Repair Shop host Jay Blades made an MBE at Windsor Castle

The presenter was given the honour in recognition of his work in promoting heritage craft and restoration in the UK.

Jay Blades (Steve Parsons/PA)
Jay Blades (Steve Parsons/PA)

The Repair Shop host Jay Blades has spoken of his surprise at the show’s popularity as he was made an MBE at Windsor Castle.

Blades, a furniture restorer and designer, was given the honour by the Prince of Wales on Tuesday for services to craft and in recognition of his work promoting heritage craft and restoration in the UK.

The regular favourite on the BBC show – which sees members of the public bringing in worn out family heirlooms to be restored by a team of experts – said he never expected that the programme “would become so big”.

Blades has starred in the programme since it started in 2017.

He said: “I knew it was special, because you wouldn’t have all of those different disciplines in the same building.

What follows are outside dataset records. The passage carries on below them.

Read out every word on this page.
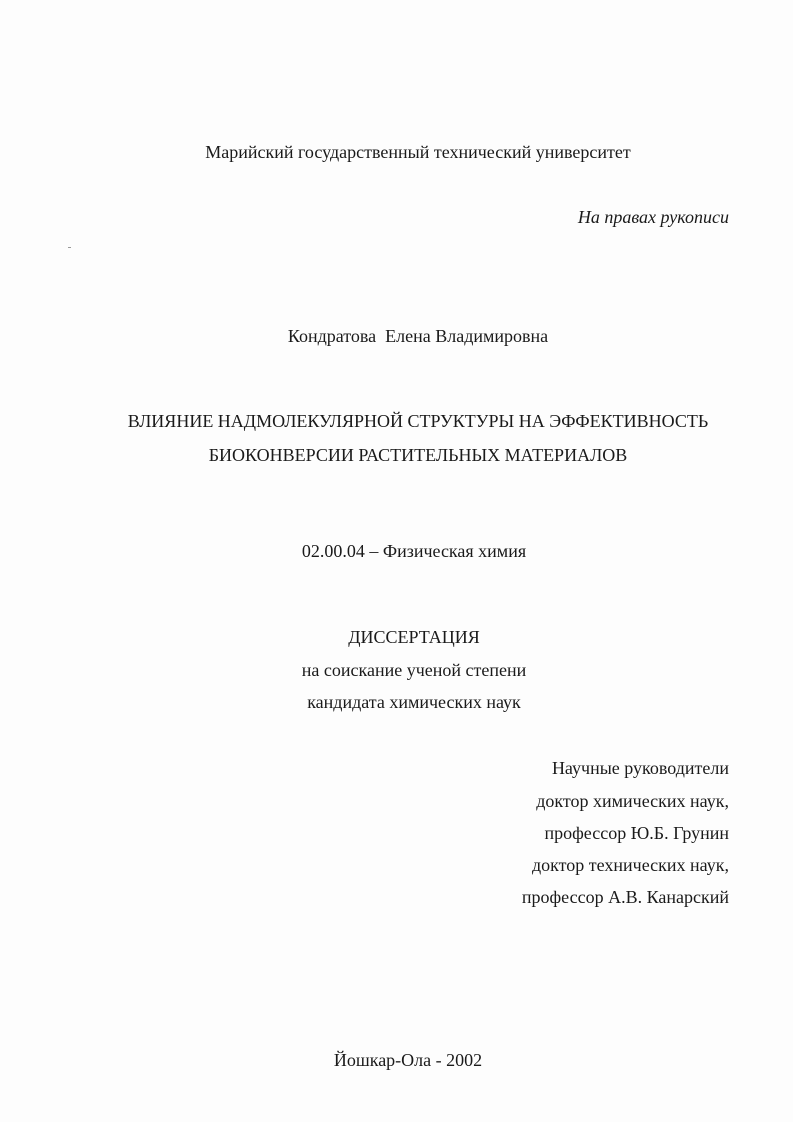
Марийский государственный технический университет
На правах рукописи
Кондратова  Елена Владимировна
ВЛИЯНИЕ НАДМОЛЕКУЛЯРНОЙ СТРУКТУРЫ НА ЭФФЕКТИВНОСТЬ
БИОКОНВЕРСИИ РАСТИТЕЛЬНЫХ МАТЕРИАЛОВ
02.00.04 – Физическая химия
ДИССЕРТАЦИЯ
на соискание ученой степени
кандидата химических наук
Научные руководители
доктор химических наук,
профессор Ю.Б. Грунин
доктор технических наук,
профессор А.В. Канарский
Йошкар-Ола - 2002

You wouldn’t have a ceramic next to a fine art next to woodwork and a clock restorer, you just wouldn’t have that.”

Blades is made an MBE by the Prince of Wales at Windsor Castle (Jonathan Brady/PA)

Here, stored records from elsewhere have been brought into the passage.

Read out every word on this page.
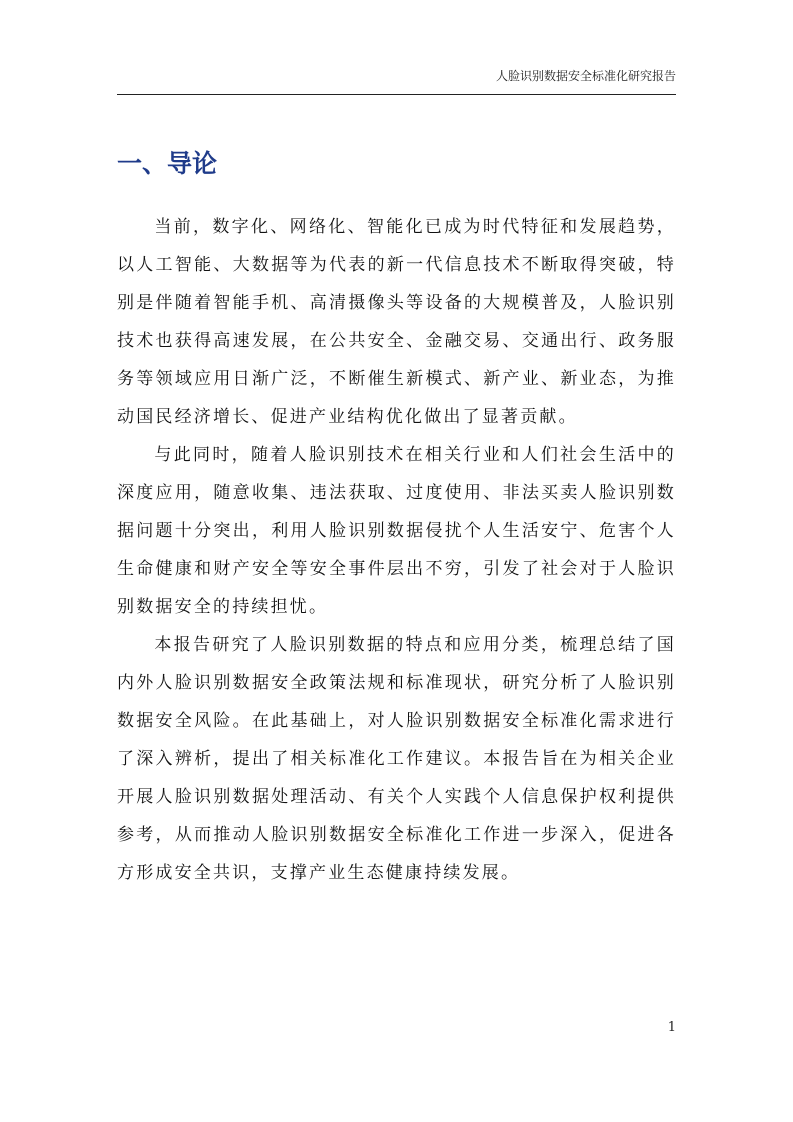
人脸识别数据安全标准化研究报告
一、导论

当前，数字化、网络化、智能化已成为时代特征和发展趋势，以人工智能、大数据等为代表的新一代信息技术不断取得突破，特别是伴随着智能手机、高清摄像头等设备的大规模普及，人脸识别技术也获得高速发展，在公共安全、金融交易、交通出行、政务服务等领域应用日渐广泛，不断催生新模式、新产业、新业态，为推动国民经济增长、促进产业结构优化做出了显著贡献。

与此同时，随着人脸识别技术在相关行业和人们社会生活中的深度应用，随意收集、违法获取、过度使用、非法买卖人脸识别数据问题十分突出，利用人脸识别数据侵扰个人生活安宁、危害个人生命健康和财产安全等安全事件层出不穷，引发了社会对于人脸识别数据安全的持续担忧。

本报告研究了人脸识别数据的特点和应用分类，梳理总结了国内外人脸识别数据安全政策法规和标准现状，研究分析了人脸识别数据安全风险。在此基础上，对人脸识别数据安全标准化需求进行了深入辨析，提出了相关标准化工作建议。本报告旨在为相关企业开展人脸识别数据处理活动、有关个人实践个人信息保护权利提供参考，从而推动人脸识别数据安全标准化工作进一步深入，促进各方形成安全共识，支撑产业生态健康持续发展。

1
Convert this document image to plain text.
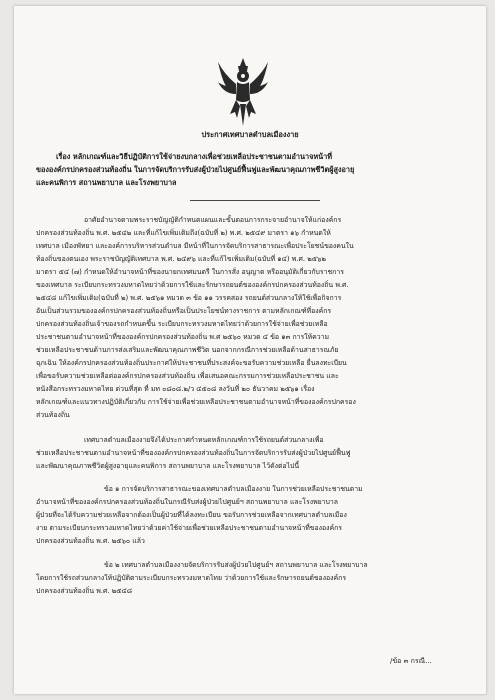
ประกาศเทศบาลตำบลเมืองงาย
เรื่อง หลักเกณฑ์และวิธีปฏิบัติการใช้จ่ายงบกลางเพื่อช่วยเหลือประชาชนตามอำนาจหน้าที่
ขององค์กรปกครองส่วนท้องถิ่น ในการจัดบริการรับส่งผู้ป่วยไปศูนย์ฟื้นฟูและพัฒนาคุณภาพชีวิตผู้สูงอายุ
และคนพิการ สถานพยาบาล และโรงพยาบาล
อาศัยอำนาจตามพระราชบัญญัติกำหนดแผนและขั้นตอนการกระจายอำนาจให้แก่องค์กร
ปกครองส่วนท้องถิ่น พ.ศ. ๒๕๔๒ และที่แก้ไขเพิ่มเติมถึง(ฉบับที่ ๒) พ.ศ. ๒๕๔๙ มาตรา ๑๖ กำหนดให้
เทศบาล เมืองพัทยา และองค์การบริหารส่วนตำบล มีหน้าที่ในการจัดบริการสาธารณะเพื่อประโยชน์ของคนใน
ท้องถิ่นของตนเอง พระราชบัญญัติเทศบาล พ.ศ. ๒๔๙๖ และที่แก้ไขเพิ่มเติม(ฉบับที่ ๑๔) พ.ศ. ๒๕๖๒
มาตรา ๕๔ (๗) กำหนดให้อำนาจหน้าที่ของนายกเทศมนตรี ในการสั่ง อนุญาต หรืออนุมัติเกี่ยวกับราชการ
ของเทศบาล ระเบียบกระทรวงมหาดไทยว่าด้วยการใช้และรักษารถยนต์ขององค์กรปกครองส่วนท้องถิ่น พ.ศ.
๒๕๔๘ แก้ไขเพิ่มเติม(ฉบับที่ ๒) พ.ศ. ๒๕๖๑ หมวด ๓ ข้อ ๑๑ วรรคสอง รถยนต์ส่วนกลางให้ใช้เพื่อกิจการ
อันเป็นส่วนรวมขององค์กรปกครองส่วนท้องถิ่นหรือเป็นประโยชน์ทางราชการ ตามหลักเกณฑ์ที่องค์กร
ปกครองส่วนท้องถิ่นเจ้าของรถกำหนดขึ้น ระเบียบกระทรวงมหาดไทยว่าด้วยการใช้จ่ายเพื่อช่วยเหลือ
ประชาชนตามอำนาจหน้าที่ขององค์กรปกครองส่วนท้องถิ่น พ.ศ ๒๕๖๐ หมวด ๔ ข้อ ๑๓ การให้ความ
ช่วยเหลือประชาชนด้านการส่งเสริมและพัฒนาคุณภาพชีวิต นอกจากกรณีการช่วยเหลือด้านสาธารณภัย
ฉุกเฉิน ให้องค์กรปกครองส่วนท้องถิ่นประกาศให้ประชาชนที่ประสงค์จะขอรับความช่วยเหลือ ยื่นลงทะเบียน
เพื่อขอรับความช่วยเหลือต่อองค์กรปกครองส่วนท้องถิ่น เพื่อเสนอคณะกรรมการช่วยเหลือประชาชน และ
หนังสือกระทรวงมหาดไทย ด่วนที่สุด ที่ มท ๐๘๐๘.๒/ว ๔๕๐๘ ลงวันที่ ๒๐ ธันวาคม ๒๕๖๑ เรื่อง
หลักเกณฑ์และแนวทางปฏิบัติเกี่ยวกับ การใช้จ่ายเพื่อช่วยเหลือประชาชนตามอำนาจหน้าที่ขององค์กรปกครอง
ส่วนท้องถิ่น
เทศบาลตำบลเมืองงายจึงได้ประกาศกำหนดหลักเกณฑ์การใช้รถยนต์ส่วนกลางเพื่อ
ช่วยเหลือประชาชนตามอำนาจหน้าที่ขององค์กรปกครองส่วนท้องถิ่นในการจัดบริการรับส่งผู้ป่วยไปศูนย์ฟื้นฟู
และพัฒนาคุณภาพชีวิตผู้สูงอายุและคนพิการ สถานพยาบาล และโรงพยาบาล ไว้ดังต่อไปนี้
ข้อ ๑ การจัดบริการสาธารณะของเทศบาลตำบลเมืองงาย ในการช่วยเหลือประชาชนตาม
อำนาจหน้าที่ขององค์กรปกครองส่วนท้องถิ่นในกรณีรับส่งผู้ป่วยไปศูนย์ฯ สถานพยาบาล และโรงพยาบาล
ผู้ป่วยที่จะได้รับความช่วยเหลือจากต้องเป็นผู้ป่วยที่ได้ลงทะเบียน ขอรับการช่วยเหลือจากเทศบาลตำบลเมือง
งาย ตามระเบียบกระทรวงมหาดไทยว่าด้วยค่าใช้จ่ายเพื่อช่วยเหลือประชาชนตามอำนาจหน้าที่ขององค์กร
ปกครองส่วนท้องถิ่น พ.ศ. ๒๕๖๐ แล้ว
ข้อ ๒ เทศบาลตำบลเมืองงายจัดบริการรับส่งผู้ป่วยไปศูนย์ฯ สถานพยาบาล และโรงพยาบาล
โดยการใช้รถส่วนกลางให้ปฏิบัติตามระเบียบกระทรวงมหาดไทย ว่าด้วยการใช้และรักษารถยนต์ขององค์กร
ปกครองส่วนท้องถิ่น พ.ศ. ๒๕๔๘
/ข้อ ๓ กรณี...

He said that the rest of the team were “over the moon” for him after receiving his MBE.

“They’ve all said: ‘Do we have to bow, do we have to curtsy to you?’ and stuff like that.

“I’ve just said there’s one request: as long as they can bring me a biscuit with my cup of tea, that’s all I want,” he joked.

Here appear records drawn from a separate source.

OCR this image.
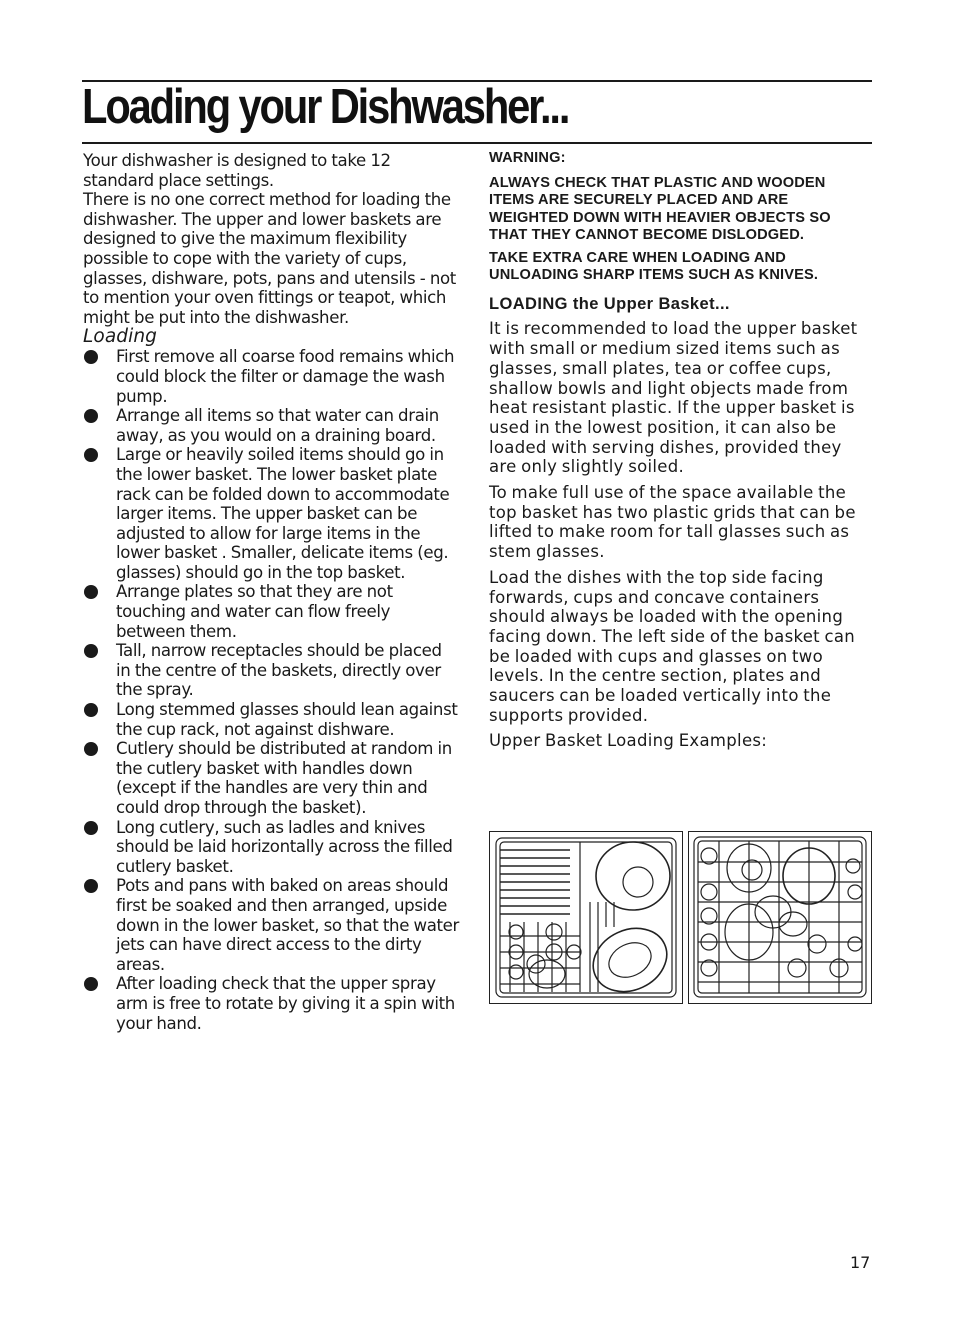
Loading your Dishwasher...

Your dishwasher is designed to take 12 standard place settings.

There is no one correct method for loading the dishwasher. The upper and lower baskets are designed to give the maximum flexibility possible to cope with the variety of cups, glasses, dishware, pots, pans and utensils - not to mention your oven fittings or teapot, which might be put into the dishwasher.

Loading

First remove all coarse food remains which could block the filter or damage the wash pump.
Arrange all items so that water can drain away, as you would on a draining board.
Large or heavily soiled items should go in the lower basket. The lower basket plate rack can be folded down to accommodate larger items. The upper basket can be adjusted to allow for large items in the lower basket . Smaller, delicate items (eg. glasses) should go in the top basket.
Arrange plates so that they are not touching and water can flow freely between them.
Tall, narrow receptacles should be placed in the centre of the baskets, directly over the spray.
Long stemmed glasses should lean against the cup rack, not against dishware.
Cutlery should be distributed at random in the cutlery basket with handles down (except if the handles are very thin and could drop through the basket).
Long cutlery, such as ladles and knives should be laid horizontally across the filled cutlery basket.
Pots and pans with baked on areas should first be soaked and then arranged, upside down in the lower basket, so that the water jets can have direct access to the dirty areas.
After loading check that the upper spray arm is free to rotate by giving it a spin with your hand.

WARNING:

ALWAYS CHECK THAT PLASTIC AND WOODEN ITEMS ARE SECURELY PLACED AND ARE WEIGHTED DOWN WITH HEAVIER OBJECTS SO THAT THEY CANNOT BECOME DISLODGED.

TAKE EXTRA CARE WHEN LOADING AND UNLOADING SHARP ITEMS SUCH AS KNIVES.

LOADING the Upper Basket...

It is recommended to load the upper basket with small or medium sized items such as glasses, small plates, tea or coffee cups, shallow bowls and light objects made from heat resistant plastic. If the upper basket is used in the lowest position, it can also be loaded with serving dishes, provided they are only slightly soiled.

To make full use of the space available the top basket has two plastic grids that can be lifted to make room for tall glasses such as stem glasses.

Load the dishes with the top side facing forwards, cups and concave containers should always be loaded with the opening facing down. The left side of the basket can be loaded with cups and glasses on two levels. In the centre section, plates and saucers can be loaded vertically into the supports provided.

Upper Basket Loading Examples:

17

The presenter, when asked whether a particular object from the show stood out to him, said it was like “picking your favourite child”.

“All of them are really special, all the individuals that bring an item in, all the items are dear to them and all the memories are so unique that you could never pick one I don’t think.”

Blades has been with The Repair Shop since the show started in 2017 (Jonathan Brady/PA)

Blades, 52, stressed the importance of craft as part of a sustainable future, something which he spoke about with Charles as received the honour.

“It’s all about sustainability, it’s all about teaching the next generation as to what they should be doing and what they can do, because some people think craft isn’t accessible to them,” he said.

“I want craft to be accessible to everybody, from the poor side of town to the rich side of town, so everybody can access it.”

Blades left school at 15, and has set up a charity encouraging young people who struggle academically to get involved in practical jobs, such as restoration and craft.

He is also an ambassador for the Queen Elizabeth Scholarship Trust, which provides people with up to £18,000 in funding to study a traditional craft.